Je reste principalement marqué par la série des "Contre-feux" qui regroupent discours et articles divers sur la situation économique et sociale de la France avant sa mort. Ce sont des livres qui passent encore inaperçus pour les néophytes. Pourtant, pourtant, dans le premier ouvrage, Bourdieu énonce ce qui, à mes yeux, représente certainement l'avenir du combat syndical, donc du tissu ouvrier. Selon lui, puisque le mouvement économique qui agresse le tissu ouvrier sans relâche depuis les années 80 est un phénomène globalisé dans le monde industrialisé, les organes de résistance doivent, elles aussi, s'organiser à l'échelle supranationale. Il existe bien des fédérations européennes de syndicats ou de grandes centrales (comme la CGT ou FO) mais elles peinent à trouver leur dynamique et à se démarquer d'une politique économique qui les maintient en marge des conflits sociaux nationaux. Il n'y a pas, pour l'instant, de véritable organisation pyramidale de défense des travailleurs qui atteigne le niveau européen. Une telle structure ferait fi de la précarité pour peu que le corporatisme, véritable gangrène française du syndicalisme, fasse sourdine.

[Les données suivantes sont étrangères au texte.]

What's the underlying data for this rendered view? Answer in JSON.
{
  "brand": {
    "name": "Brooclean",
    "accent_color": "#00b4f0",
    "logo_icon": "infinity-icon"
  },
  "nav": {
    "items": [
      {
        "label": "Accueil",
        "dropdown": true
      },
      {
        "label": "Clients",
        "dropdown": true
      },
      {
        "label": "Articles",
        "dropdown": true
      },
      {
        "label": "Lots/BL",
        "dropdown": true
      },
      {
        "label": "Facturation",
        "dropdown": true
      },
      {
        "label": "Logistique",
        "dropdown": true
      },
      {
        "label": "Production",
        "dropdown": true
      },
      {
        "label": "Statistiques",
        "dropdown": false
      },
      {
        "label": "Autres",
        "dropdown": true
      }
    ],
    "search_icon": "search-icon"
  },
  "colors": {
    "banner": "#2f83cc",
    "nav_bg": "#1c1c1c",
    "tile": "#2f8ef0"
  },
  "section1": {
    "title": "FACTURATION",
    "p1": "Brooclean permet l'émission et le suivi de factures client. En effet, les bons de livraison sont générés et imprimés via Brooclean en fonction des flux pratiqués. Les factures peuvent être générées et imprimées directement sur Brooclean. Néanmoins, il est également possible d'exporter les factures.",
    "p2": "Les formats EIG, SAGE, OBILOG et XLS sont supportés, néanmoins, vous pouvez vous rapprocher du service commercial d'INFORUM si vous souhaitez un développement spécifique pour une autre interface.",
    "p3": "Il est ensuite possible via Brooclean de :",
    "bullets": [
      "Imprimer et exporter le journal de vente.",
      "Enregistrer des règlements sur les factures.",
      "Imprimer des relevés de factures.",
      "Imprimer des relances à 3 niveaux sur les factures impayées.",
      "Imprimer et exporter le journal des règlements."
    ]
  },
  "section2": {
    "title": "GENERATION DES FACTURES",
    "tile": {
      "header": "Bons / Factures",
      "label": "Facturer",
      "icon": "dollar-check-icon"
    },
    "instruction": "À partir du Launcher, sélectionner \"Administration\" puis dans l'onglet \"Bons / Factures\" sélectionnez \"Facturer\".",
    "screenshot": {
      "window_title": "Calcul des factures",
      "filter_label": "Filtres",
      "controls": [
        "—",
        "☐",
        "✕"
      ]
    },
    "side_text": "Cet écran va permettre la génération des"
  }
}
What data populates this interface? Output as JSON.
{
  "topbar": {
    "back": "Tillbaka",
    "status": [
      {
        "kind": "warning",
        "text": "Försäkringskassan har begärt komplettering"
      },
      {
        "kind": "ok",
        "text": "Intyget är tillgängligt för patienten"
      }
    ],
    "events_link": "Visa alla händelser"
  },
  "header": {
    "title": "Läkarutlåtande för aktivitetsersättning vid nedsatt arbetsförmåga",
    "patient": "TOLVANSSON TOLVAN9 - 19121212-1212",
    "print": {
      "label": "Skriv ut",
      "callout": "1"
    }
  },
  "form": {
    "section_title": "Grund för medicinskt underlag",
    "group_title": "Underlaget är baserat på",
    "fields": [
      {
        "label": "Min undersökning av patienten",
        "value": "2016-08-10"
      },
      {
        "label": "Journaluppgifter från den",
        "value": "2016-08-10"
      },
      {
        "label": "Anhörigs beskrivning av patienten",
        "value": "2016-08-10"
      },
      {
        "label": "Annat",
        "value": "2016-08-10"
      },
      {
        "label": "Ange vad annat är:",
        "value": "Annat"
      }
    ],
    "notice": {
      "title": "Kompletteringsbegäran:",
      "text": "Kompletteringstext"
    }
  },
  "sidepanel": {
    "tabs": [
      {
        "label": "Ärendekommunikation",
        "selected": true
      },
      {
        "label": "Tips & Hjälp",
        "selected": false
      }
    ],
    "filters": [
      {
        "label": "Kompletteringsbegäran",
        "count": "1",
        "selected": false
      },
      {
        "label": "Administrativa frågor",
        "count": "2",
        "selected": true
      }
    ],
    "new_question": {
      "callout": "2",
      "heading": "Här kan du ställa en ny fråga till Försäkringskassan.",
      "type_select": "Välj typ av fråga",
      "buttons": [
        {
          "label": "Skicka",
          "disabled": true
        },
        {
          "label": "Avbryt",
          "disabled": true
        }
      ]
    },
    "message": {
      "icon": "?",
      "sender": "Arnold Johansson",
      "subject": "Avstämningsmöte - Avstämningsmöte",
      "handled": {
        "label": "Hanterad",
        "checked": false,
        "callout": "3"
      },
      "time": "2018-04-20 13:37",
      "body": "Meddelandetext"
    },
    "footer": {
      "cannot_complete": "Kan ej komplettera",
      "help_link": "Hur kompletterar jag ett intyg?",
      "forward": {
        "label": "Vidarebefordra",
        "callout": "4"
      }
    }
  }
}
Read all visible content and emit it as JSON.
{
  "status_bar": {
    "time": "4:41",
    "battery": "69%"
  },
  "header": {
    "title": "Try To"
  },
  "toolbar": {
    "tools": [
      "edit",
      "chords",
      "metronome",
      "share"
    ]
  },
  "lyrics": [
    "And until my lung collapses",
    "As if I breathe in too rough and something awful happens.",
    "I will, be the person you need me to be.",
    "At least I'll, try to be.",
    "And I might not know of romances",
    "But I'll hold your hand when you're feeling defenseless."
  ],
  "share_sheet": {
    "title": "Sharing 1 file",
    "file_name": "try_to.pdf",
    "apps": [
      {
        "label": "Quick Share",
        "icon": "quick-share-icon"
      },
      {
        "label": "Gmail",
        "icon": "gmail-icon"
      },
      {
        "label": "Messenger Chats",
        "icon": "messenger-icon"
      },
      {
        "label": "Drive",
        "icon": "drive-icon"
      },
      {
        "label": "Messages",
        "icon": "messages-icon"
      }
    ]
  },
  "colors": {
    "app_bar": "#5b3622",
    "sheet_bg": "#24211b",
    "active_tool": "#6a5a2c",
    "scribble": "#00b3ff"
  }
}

Bourdieu était un authentique "casse verrou" qui avait une vision prophétique et incroyablement synthétique de la société moderne. Il fut également l'un des premiers et le seul en ces termes, à fustiger l'absence de médias véritable, sous-entendu que les moyens d'information existants ne sont que de terribles relais de la pensée officielle. La "circulation circulaire" de l'information, à savoir l'uniformisation des idées et des analyses, fut inventée par un Bourdieu clairvoyant. Nous sommes quotidiennement pris en otage par une entente vicieuse entre les acteurs (oh, si peu, en fait !) de l'information. La prise en main des moyens de diffusion par le pouvoir en place depuis dix ans est maintenant visible comme un nez au milieu du visage mais, comme beaucoup de sujets véritablement intéressants et pertinents, vous n'en entendrez jamais parler à travers les "canaux officiels".

Pour finir, je voudrais évoquer le concept central de la pensée de Bourdieu. Croyez-vous aux signes ? Croyez-vous aux symboles qui jalonnent notre vie ? Moi non. Du moins, je n'y croyais pas avant. Puis, quand on cherche du sens à tout ce fatras, on se prend à se rattacher aux détails. Mon meilleur ami a récemment acheté un ordinateur portable. Dedans, il a enfoui l'idée principale développée par Bourdieu durant toute sa carrière. "Habitus". Ce sont les comportements qui marquent l'appartenance à un groupe social déterminé. Toutes les théories sociologiques de Bourdieu tournent autour de ce simple concept. Et sans en avoir parlé avec mon ami, nous avions ceci en commun. L'habitus d'aimer Bourdieu.